6. The method according to claim 5, wherein, The exit stations that meet the criteria include: The scheduling scores of each exit station are sorted in descending order to generate a scheduling priority list, and the exit station with the highest ranking in the scheduling priority list is selected as the preferred scheduling station.

7. The method according to claim 1, wherein, The preset scheduling rules include the following filtering criteria: The system determines whether the current coal storage at the export station does not exceed its coal storage capacity and whether the current coal storage at the export station is greater than the demand of the receiving enterprise. Export stations that simultaneously meet the conditions of having current coal storage that does not exceed its coal storage capacity and having current coal storage that is greater than the demand are identified as qualified export stations.

8. A big data based import coal cross-border transportation management system, characterized in that, Includes the following modules: The status monitoring module is used to monitor the changes in the current coal storage at each exit station and the changes in the demand of each receiving enterprise in real time, so as to generate updated trigger conditions. The anomaly monitoring module is used to acquire historical data of each exit station, analyze the historical data according to preset anomaly judgment rules to identify abnormal exit stations, and output an early warning signal when an abnormal exit station is identified. And the exit site scheduling module, which is used to determine the exit sites that meet the conditions based on the parameter information and according to the preset scheduling rules, and generate a scheduling plan for the exit sites that meet the conditions, in response to the update trigger conditions generated by the response status monitoring module.
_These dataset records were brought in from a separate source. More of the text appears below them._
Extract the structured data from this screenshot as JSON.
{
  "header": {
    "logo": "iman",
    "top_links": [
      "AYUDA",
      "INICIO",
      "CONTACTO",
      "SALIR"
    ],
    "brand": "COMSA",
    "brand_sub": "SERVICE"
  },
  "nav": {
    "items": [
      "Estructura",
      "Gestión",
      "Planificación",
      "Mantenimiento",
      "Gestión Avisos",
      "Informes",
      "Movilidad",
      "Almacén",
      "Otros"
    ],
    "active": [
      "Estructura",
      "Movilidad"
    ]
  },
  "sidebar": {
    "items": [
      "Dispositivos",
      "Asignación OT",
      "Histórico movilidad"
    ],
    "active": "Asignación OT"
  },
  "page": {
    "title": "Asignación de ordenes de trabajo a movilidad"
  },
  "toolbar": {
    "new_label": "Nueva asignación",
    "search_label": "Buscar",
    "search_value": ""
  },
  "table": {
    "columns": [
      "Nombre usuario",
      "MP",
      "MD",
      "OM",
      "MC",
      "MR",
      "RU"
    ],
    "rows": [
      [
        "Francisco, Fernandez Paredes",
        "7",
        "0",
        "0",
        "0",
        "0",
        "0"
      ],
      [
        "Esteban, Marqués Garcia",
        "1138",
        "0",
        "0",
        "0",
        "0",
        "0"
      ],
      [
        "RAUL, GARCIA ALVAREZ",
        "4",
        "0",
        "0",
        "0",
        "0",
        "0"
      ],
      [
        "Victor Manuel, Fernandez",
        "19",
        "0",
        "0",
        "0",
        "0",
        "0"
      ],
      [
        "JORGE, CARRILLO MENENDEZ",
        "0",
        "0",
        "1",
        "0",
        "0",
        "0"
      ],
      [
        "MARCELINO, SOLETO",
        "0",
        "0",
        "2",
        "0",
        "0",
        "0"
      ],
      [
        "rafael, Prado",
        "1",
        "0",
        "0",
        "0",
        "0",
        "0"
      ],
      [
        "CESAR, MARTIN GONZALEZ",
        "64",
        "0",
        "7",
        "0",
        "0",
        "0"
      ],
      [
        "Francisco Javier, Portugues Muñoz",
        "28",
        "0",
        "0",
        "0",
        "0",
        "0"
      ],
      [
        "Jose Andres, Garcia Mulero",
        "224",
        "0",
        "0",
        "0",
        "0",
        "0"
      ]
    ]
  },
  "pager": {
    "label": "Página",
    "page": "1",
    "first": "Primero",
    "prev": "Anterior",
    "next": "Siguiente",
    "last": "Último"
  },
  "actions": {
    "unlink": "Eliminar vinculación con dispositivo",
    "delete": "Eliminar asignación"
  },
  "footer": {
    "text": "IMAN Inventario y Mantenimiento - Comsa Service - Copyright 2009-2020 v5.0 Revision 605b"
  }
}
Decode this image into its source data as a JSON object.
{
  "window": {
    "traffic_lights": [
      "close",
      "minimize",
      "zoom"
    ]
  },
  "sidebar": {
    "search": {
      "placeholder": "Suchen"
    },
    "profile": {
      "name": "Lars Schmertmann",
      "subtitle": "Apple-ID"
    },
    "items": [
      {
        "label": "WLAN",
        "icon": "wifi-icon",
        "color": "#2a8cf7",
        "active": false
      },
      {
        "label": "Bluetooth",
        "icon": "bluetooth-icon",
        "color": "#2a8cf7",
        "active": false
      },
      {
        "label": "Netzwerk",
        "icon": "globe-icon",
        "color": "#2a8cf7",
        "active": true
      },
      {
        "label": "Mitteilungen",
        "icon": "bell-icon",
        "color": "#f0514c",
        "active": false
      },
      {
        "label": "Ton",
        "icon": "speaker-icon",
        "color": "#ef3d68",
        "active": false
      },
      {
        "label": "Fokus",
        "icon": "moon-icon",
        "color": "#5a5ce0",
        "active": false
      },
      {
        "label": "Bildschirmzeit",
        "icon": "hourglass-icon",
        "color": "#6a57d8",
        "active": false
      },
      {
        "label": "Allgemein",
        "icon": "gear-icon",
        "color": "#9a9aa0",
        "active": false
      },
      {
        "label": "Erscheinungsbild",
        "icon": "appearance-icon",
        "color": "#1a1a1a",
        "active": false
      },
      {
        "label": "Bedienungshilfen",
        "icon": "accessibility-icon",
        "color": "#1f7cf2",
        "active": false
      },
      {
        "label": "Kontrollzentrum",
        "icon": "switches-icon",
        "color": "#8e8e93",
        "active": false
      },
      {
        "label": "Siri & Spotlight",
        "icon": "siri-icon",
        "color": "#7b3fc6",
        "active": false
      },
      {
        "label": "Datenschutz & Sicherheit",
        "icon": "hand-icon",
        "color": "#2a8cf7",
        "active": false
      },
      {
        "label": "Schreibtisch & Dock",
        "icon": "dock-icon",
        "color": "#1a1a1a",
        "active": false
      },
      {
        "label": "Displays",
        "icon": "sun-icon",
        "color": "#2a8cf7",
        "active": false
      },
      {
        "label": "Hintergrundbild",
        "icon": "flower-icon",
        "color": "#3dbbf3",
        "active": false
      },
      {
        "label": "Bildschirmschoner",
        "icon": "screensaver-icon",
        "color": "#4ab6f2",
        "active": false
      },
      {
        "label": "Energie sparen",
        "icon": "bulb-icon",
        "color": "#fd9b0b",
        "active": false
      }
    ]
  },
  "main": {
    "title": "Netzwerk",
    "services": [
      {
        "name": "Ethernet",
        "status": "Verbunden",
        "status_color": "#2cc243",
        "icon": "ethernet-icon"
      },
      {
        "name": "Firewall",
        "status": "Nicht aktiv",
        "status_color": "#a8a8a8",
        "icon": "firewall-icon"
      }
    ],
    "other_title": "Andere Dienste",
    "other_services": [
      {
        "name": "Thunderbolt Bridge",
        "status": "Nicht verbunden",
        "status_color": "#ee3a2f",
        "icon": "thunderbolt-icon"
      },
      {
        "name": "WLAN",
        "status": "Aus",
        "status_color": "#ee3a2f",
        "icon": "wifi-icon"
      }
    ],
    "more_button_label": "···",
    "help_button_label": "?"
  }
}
9. The import coal cross-border transportation management system based on big data according to claim 8, characterized in that, The preset scheduling rules in the exit site scheduling module include the following filtering conditions: The system determines whether the current coal storage at the export station does not exceed its coal storage capacity and whether the current coal storage at the export station is greater than the demand of the receiving enterprise. Export stations that simultaneously meet the conditions of having current coal storage that does not exceed its coal storage capacity and having current coal storage that is greater than the demand are identified as qualified export stations.

10. The cross-border transportation management system for imported coal based on big data according to claim 8, characterized in that, The preset anomaly detection rules include: Obtain historical verification point data and current response time data for each exit station; Calculate the time difference between the current response time and the offset time of the historical verification nodes contained in the historical verification point data; when the time difference is negative, mark the exit site as an abnormal exit site.